Sejarawan di Indonesia umumnya kurang tertarik memfokuskan kajiannya pada sejarah ekonomi, khususnya seputar korupsi yang berkaitan dengan kekuasaan yang dilakukan oleh para bangsawan kerajaan, kesultanan, pegawai Belanda (Amtenaren dan Binenland Bestuur) maupun pemerintah Hindia Belanda sendiri. Sejarawan lebih tertarik pada pengkajian sejarah politik dan sosial, padahal dampak yang ditimbulkan dari aspek sejarah ekonomi itu, khususnya dalam “budaya korupsi” yang sudah mendarah daging mampu mempengaruhi bahkan merubah peta perpolitikan, baik dalam skala lokal yaitu lingkup kerajaan yang bersangkutan maupun skala besar yaitu sistem dan pola pemerintahan di Nusantara ini. Sistem dan pola itu dengan kuat mengajarkan “perilaku curang, culas, uncivilian, amoral, oportunis dan lain-lain” dan banyak menimbulkan tragedi yang teramat dahsyat.

B. ERA ORDE BARU

Pada pidato kenegaraan di depan anggota DPR/MPR tanggal 16 Agustus 1967, Pj Presiden Soeharto menyalahkan rezim Orde Lama yang tidak mampu memberantas korupsi sehingga segala kebijakan ekonomi dan politik berpusat di Istana. Pidato itu memberi isyarat bahwa Soeharto bertekad untuk membasmi korupsi sampai ke akar-akarnya. Sebagai wujud dari tekad itu tak lama kemudian dibentuklah Tim Pemberantasan Korupsi (TPK) yang diketuai Jaksa Agung.

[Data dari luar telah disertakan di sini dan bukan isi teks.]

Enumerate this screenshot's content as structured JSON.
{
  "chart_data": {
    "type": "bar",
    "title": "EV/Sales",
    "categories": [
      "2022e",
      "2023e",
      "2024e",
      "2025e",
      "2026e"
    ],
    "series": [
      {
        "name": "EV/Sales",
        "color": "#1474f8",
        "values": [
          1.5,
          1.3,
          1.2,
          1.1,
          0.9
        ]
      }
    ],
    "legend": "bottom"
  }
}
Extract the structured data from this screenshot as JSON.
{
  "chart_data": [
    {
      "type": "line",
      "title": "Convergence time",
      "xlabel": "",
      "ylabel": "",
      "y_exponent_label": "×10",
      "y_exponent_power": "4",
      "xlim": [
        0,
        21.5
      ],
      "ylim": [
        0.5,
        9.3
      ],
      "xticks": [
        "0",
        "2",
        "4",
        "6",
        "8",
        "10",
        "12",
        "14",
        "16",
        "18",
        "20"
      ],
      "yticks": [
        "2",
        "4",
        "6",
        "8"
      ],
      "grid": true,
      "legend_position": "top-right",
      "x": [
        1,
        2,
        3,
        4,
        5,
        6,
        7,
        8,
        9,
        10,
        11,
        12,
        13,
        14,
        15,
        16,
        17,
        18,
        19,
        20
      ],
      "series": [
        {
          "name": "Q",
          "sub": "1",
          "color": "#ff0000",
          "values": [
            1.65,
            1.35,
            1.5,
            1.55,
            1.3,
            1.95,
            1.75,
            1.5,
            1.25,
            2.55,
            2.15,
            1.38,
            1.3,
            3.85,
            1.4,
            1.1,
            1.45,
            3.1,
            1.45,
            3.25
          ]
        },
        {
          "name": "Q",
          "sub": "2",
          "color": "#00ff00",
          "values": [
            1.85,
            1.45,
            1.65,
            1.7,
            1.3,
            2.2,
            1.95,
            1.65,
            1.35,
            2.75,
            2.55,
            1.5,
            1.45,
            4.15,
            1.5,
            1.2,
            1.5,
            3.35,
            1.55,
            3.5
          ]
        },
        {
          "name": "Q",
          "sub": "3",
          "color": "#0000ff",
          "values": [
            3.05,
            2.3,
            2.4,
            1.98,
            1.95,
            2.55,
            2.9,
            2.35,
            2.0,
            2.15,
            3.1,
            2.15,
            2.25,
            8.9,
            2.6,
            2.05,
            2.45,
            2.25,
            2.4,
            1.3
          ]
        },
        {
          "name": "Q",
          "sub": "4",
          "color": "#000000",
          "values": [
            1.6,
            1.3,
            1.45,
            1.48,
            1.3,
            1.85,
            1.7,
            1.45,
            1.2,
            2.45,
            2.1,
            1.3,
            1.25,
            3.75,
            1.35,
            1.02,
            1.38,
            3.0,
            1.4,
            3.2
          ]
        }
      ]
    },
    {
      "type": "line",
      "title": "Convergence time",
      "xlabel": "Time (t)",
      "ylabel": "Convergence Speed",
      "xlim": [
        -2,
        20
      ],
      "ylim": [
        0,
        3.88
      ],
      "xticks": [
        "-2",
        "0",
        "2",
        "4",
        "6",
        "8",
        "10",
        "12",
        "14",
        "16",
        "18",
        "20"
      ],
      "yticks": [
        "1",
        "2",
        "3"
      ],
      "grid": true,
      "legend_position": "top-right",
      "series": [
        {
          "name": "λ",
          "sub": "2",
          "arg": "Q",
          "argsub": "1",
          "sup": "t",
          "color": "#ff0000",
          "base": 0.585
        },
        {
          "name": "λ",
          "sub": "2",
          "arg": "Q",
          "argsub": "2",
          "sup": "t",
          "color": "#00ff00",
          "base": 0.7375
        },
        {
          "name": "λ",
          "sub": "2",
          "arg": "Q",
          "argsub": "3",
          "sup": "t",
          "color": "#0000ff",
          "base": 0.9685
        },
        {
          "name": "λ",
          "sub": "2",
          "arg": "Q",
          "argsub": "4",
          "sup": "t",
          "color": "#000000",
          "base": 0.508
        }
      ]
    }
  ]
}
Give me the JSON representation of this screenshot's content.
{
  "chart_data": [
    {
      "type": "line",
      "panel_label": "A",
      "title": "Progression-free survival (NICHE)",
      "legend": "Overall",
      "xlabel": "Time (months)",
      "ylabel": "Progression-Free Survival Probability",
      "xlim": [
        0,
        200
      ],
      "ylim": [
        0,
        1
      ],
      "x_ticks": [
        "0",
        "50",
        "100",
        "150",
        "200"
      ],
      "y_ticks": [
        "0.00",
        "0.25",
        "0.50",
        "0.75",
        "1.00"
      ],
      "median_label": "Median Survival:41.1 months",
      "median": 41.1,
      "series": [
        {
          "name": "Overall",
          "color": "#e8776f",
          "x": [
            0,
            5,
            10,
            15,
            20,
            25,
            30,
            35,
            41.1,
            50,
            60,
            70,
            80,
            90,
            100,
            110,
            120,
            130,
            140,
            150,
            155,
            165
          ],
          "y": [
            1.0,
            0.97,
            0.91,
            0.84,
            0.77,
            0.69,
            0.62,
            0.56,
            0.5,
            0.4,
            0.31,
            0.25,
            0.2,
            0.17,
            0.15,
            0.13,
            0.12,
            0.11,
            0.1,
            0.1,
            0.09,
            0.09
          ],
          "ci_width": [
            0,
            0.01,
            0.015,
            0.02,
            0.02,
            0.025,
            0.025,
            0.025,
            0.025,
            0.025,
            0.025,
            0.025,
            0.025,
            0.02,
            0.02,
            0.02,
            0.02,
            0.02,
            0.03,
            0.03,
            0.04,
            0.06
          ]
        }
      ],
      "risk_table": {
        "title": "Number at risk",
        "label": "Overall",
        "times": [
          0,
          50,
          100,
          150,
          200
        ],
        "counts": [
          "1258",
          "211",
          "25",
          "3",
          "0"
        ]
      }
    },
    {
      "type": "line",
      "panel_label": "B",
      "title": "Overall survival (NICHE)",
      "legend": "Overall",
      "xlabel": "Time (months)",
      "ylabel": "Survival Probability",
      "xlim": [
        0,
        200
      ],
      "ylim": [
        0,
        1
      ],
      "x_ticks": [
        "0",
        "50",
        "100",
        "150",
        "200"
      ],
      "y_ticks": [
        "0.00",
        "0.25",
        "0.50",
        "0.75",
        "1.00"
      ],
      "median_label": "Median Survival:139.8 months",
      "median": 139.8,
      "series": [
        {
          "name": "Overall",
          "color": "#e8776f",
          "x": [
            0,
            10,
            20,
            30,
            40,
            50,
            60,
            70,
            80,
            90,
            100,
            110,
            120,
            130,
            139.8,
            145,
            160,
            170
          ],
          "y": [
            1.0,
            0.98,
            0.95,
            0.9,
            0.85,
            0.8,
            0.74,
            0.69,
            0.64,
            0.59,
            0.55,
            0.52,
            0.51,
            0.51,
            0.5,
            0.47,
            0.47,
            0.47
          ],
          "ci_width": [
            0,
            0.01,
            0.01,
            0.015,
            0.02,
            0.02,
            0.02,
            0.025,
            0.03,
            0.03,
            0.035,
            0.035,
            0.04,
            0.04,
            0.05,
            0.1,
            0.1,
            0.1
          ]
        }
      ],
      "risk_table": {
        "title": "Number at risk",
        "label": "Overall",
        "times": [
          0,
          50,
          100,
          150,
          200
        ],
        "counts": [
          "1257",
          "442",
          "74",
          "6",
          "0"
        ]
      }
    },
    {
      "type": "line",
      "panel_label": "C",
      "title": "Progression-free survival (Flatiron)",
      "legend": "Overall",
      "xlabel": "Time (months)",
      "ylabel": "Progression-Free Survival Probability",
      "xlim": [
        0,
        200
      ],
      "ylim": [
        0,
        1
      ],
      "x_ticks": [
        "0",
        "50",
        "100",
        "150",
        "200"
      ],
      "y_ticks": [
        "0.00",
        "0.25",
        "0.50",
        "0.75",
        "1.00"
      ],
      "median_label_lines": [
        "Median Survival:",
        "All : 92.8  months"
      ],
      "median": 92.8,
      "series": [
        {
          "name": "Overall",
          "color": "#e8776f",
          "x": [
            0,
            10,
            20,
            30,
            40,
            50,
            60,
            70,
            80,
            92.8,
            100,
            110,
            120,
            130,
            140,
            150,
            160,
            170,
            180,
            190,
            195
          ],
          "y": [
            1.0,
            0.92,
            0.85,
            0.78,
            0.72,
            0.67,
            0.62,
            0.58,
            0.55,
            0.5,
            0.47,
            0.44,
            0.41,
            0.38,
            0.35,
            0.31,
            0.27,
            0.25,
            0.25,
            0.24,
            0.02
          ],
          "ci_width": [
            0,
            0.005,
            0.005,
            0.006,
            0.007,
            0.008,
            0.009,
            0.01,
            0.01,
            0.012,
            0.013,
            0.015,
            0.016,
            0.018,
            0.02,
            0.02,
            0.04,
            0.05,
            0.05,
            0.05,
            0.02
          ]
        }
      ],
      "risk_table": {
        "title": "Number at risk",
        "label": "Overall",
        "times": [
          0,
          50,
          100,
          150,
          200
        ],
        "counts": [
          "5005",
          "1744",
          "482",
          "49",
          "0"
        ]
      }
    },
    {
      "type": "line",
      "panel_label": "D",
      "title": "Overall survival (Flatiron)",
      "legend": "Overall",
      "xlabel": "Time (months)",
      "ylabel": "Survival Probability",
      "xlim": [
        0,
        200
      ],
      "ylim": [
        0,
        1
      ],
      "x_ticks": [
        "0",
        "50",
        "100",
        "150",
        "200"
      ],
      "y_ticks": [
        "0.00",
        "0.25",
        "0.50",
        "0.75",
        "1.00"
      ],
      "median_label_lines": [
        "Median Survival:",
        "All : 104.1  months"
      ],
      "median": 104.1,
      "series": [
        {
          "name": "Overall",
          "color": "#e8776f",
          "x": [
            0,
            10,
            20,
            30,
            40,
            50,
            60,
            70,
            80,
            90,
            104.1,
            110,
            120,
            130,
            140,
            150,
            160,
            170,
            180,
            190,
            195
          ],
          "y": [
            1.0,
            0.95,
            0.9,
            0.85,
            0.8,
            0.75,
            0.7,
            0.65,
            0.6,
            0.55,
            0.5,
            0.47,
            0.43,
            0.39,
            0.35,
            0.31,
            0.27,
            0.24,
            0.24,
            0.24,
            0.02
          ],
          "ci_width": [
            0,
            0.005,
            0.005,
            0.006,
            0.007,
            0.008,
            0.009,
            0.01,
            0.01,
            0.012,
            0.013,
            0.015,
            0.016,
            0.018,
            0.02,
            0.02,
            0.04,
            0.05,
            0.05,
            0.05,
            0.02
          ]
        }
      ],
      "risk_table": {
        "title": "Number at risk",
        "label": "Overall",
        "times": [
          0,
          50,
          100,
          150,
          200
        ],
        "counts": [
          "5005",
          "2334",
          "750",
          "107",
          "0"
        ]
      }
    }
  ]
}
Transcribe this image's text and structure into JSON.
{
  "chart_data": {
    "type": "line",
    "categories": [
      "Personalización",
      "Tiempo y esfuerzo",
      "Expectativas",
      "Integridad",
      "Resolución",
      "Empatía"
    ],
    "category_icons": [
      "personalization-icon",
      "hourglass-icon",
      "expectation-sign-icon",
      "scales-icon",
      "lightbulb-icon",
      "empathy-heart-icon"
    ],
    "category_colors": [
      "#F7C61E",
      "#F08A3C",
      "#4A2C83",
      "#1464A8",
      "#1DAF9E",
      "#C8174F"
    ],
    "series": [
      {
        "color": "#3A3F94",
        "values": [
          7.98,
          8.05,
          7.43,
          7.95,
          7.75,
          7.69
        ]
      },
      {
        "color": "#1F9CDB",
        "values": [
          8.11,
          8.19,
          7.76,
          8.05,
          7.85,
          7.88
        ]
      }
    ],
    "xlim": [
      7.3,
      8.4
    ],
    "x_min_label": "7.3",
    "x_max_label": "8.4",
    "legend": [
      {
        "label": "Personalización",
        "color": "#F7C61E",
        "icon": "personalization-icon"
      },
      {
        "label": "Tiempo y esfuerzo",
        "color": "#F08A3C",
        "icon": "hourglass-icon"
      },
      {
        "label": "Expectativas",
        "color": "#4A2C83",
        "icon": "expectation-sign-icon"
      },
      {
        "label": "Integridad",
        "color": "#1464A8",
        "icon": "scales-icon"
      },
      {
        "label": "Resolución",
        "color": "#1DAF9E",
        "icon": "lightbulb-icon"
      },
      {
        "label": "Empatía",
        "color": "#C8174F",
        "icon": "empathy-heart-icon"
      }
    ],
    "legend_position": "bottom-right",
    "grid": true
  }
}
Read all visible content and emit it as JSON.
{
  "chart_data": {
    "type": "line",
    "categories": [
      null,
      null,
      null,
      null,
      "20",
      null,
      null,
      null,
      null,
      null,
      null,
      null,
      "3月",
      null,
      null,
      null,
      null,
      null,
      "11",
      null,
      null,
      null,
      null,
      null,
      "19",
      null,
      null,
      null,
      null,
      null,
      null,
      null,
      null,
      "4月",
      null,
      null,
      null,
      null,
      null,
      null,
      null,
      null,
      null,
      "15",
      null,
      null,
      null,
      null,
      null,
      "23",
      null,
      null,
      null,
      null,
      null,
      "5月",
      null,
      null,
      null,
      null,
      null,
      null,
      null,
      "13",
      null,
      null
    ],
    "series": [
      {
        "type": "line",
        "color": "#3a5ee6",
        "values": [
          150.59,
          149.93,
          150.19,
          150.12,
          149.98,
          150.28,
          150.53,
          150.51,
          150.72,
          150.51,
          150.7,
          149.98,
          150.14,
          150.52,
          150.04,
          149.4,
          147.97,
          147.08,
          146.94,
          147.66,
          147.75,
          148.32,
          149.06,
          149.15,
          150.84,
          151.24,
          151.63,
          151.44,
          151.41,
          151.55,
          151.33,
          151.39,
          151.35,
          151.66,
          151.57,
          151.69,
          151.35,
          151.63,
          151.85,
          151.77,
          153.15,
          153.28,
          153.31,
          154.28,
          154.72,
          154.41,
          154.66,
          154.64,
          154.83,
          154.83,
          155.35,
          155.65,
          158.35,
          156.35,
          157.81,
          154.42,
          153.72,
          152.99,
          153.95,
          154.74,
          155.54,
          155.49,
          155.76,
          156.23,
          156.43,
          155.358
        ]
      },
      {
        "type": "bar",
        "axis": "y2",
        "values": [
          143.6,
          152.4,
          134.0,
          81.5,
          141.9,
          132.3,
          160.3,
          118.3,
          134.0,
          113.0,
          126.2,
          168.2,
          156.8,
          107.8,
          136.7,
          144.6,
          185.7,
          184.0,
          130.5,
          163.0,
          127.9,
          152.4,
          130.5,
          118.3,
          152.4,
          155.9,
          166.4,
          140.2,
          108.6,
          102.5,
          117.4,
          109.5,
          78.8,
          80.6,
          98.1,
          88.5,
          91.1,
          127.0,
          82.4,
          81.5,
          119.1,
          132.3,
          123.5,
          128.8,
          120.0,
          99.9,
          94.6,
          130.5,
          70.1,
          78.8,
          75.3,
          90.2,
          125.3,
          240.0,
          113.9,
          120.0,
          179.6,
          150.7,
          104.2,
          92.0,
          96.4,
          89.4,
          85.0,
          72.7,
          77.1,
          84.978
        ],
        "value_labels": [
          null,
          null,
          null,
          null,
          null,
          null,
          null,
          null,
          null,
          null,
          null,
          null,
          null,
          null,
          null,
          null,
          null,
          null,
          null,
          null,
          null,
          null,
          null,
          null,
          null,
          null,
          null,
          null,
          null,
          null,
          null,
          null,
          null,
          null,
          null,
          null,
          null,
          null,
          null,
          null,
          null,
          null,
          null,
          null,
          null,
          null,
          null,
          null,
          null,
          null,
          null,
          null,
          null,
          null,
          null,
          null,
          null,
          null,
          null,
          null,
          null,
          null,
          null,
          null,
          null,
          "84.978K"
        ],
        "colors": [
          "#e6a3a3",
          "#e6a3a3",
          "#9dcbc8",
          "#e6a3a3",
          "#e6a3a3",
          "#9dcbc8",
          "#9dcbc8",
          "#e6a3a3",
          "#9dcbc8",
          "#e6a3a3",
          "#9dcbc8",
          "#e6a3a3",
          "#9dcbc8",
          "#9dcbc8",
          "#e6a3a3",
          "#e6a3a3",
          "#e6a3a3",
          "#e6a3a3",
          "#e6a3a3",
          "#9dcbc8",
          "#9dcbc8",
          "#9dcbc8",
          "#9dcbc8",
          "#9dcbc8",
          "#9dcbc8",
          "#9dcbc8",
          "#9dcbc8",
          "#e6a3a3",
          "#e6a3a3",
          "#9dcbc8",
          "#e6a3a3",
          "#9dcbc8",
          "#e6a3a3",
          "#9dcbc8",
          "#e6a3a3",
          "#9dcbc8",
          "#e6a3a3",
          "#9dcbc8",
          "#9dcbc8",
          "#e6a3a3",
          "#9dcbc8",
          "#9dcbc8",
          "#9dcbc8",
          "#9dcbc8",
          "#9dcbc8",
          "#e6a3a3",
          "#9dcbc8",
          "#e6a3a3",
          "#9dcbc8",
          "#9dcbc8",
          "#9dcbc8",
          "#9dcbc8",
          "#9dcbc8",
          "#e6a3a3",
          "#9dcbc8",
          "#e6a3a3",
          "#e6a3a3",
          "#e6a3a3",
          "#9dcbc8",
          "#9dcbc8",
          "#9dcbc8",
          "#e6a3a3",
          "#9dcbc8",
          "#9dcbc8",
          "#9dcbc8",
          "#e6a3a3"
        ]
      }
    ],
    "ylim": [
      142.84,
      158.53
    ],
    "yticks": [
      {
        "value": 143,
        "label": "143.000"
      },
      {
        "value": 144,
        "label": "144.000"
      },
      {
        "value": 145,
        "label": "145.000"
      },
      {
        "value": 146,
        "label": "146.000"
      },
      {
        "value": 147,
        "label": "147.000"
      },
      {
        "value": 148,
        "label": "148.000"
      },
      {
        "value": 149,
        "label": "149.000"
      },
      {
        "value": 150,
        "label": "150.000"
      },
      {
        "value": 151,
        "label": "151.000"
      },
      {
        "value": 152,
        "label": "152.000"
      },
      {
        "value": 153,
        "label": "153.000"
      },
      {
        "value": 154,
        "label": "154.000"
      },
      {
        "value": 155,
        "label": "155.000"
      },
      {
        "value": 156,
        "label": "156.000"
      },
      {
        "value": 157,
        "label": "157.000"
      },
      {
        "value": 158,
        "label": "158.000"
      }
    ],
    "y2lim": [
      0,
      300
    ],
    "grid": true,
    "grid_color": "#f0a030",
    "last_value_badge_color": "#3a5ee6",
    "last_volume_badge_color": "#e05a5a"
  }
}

Tahun 1970, terdorong oleh ketidak-seriusan TPK dalam memberantas korupsi seperti komitmen Soeharto, mahasiswa dan pelajar melakukan unjuk rasa memprotes keberadaan TPK. Perusahaan-perusahaan negara seperti Bulog, Pertamina, Departemen Kehutanan banyak disorot masyarakat karena dianggap sebagai sarang korupsi. Maraknya gelombang protes dan unjuk rasa yang dilakukan mahasiswa, akhirnya ditanggapi Soeharto dengan membentuk Komite Empat beranggotakan tokoh-tokoh tua yang dianggap bersih dan berwibawa seperti Prof Johannes, IJ Kasimo, Mr Wilopo dan A Tjokroaminoto.

Tugas mereka yang utama adalah membersihkan antara lain Departemen Agama, Bulog, CV Waringin, PT Mantrust, Telkom, dan Pertamina. Namun kornite ini hanya “macan ompong” karena hasil temuannya tentang dugaan korupsi di Pertamina tak direspon pemerintah.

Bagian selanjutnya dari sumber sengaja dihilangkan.